L’homme ascétique, à la chevelure blanche mais aux sourcils fournis noirs, « a imposé son tempo pour changer le rapport de force sur le terrain et a pris tout le monde par surprise », selon elle. Celui qui était qualifié de « visage du diable » ou de « mort en sursis », selon les termes de l’armée israélienne, n’était pas apparu en public depuis octobre 2023.

L’armée israélienne avait publié en février une vidéo le montrant, selon elle, dans un tunnel le 10 octobre, trois jours après l’attaque du Hamas en Israël. Les images, issues d’une caméra de surveillance trouvée par les forces spéciales, le montraient avec sa famille. « Cette traque ne s’arrêtera que lorsque nous l’aurons capturé mort ou vivant », avait alors déclaré le porte-parole de l’armée israélienne, Daniel Hagari.

Un dirigeant « totalement intransigeant »

Il avait rejoint le Hamas dès sa création, en 1987. À 25 ans, il dirige déjà l’Organisation du jihad et de la prédication, l’unité de renseignement du Hamas qui punit les « collaborateurs », ces Palestiniens châtiés pour intelligence avec l’ennemi israélien. Puis en 1988, il fonde Majd, le service de sécurité intérieure du Hamas.

Incarcéré en 1989, il s’impose par la suite en leader des prisonniers. Condamné plusieurs fois à la perpétuité, il sort en 2011 avec un millier de détenus libérés par Israël, en échange du soldat Gilad Shalit, otage du Hamas pendant cinq ans.

Yahya Sinouar voit alors Israël éliminer ses mentors, notamment le cheikh Ahmed Yassine, fondateur du Hamas, et Salah Chehadé, fondateur des brigades Ezzedine al-Qassam, branche armée du mouvement, dont il passe pour le bras droit. Placé sur la liste américaine des « terroristes internationaux », il fait lui-même l’objet de multiples tentatives d’assassinat.

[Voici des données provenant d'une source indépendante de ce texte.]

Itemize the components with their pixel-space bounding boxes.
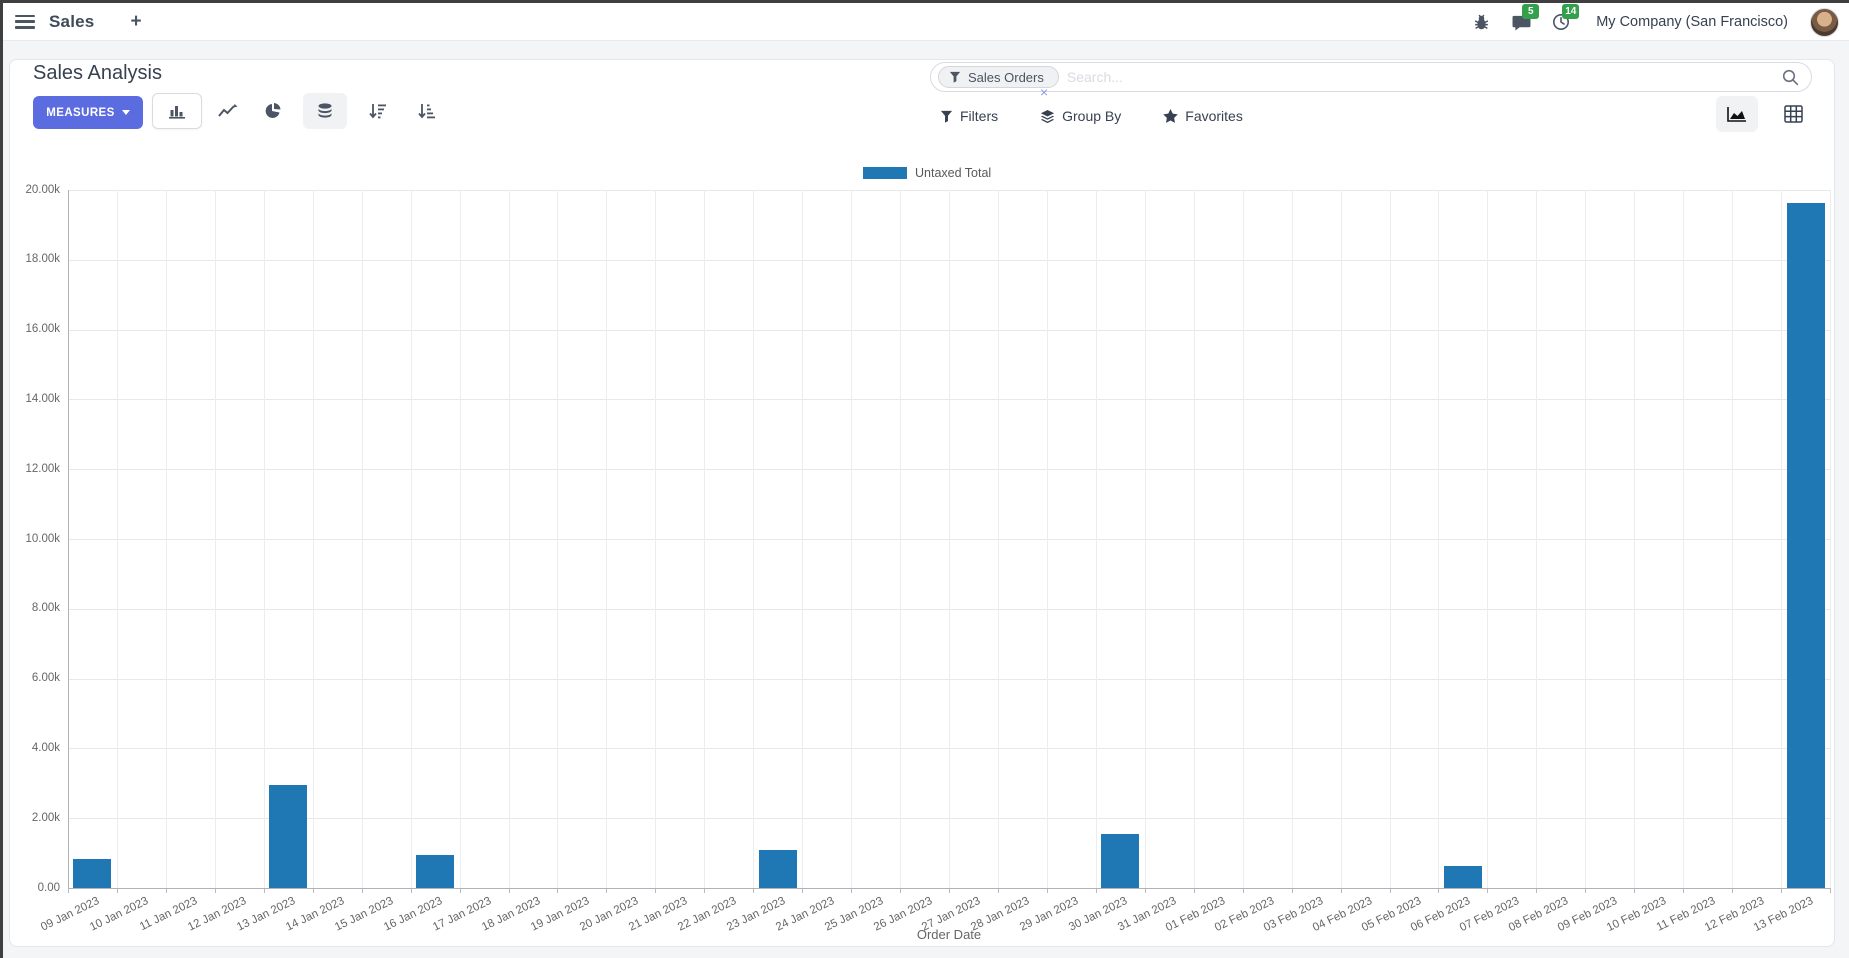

À partir de 2017, il impulse une stratégie « radicale sur le plan militaire et pragmatique en politique », décrypte Leïla Seurat. « Il ne prône pas la force pour la force » mais « pour amener (les Israéliens) aux négociations ». « C’est quelqu’un dont le Hamas sait qu’il est totalement intransigeant », ajoute Tahani Mustafa de l’International Crisis Group (ICG).

Les médias israéliens ont notamment publié des extraits de ses interrogatoires. Il y raconte avoir enlevé un traître, conduit au cimetière de Khan Younès : « je l’ai mis dans une tombe et étranglé avec un keffieh (…) il savait qu’il méritait de mourir ».

Il avait promis une « longue guerre d’usure » à Israël

Sur le plan politique, il prône une direction palestinienne unie pour tous les Territoires occupés : la bande de Gaza, tenue par le Hamas, la Cisjordanie, administrée par l’Autorité palestinienne de Mahmoud Abbas, et Jérusalem-Est.

« Il a fait savoir qu’il punirait quiconque tenterait d’entraver la réconciliation avec le Fatah » (le parti présidentiel, NDLR), rappelle le European Council on Foreign Relations (ECFR). « À plusieurs reprises, il a proposé une trêve de longue durée avec Israël si le pays se retirait de la Cisjordanie, de la bande de Gaza et de Jérusalem-Est », rappelle Khaled al-Hroub, spécialiste du Moyen-Orient à l’université Northwestern au Qatar.

Coûte que coûte, il entendait forcer Israël et le monde à s’intéresser au sort des Palestiniens. La stratégie de la respectabilité des « politiques » du Hamas échoue : il choisira la violence. À la mi-septembre, il avait affirmé que le Hamas était prêt pour une « longue guerre d’usure » contre Israël avec le soutien du Hezbollah libanais, des rebelles houthis au Yémen et de l’Iran.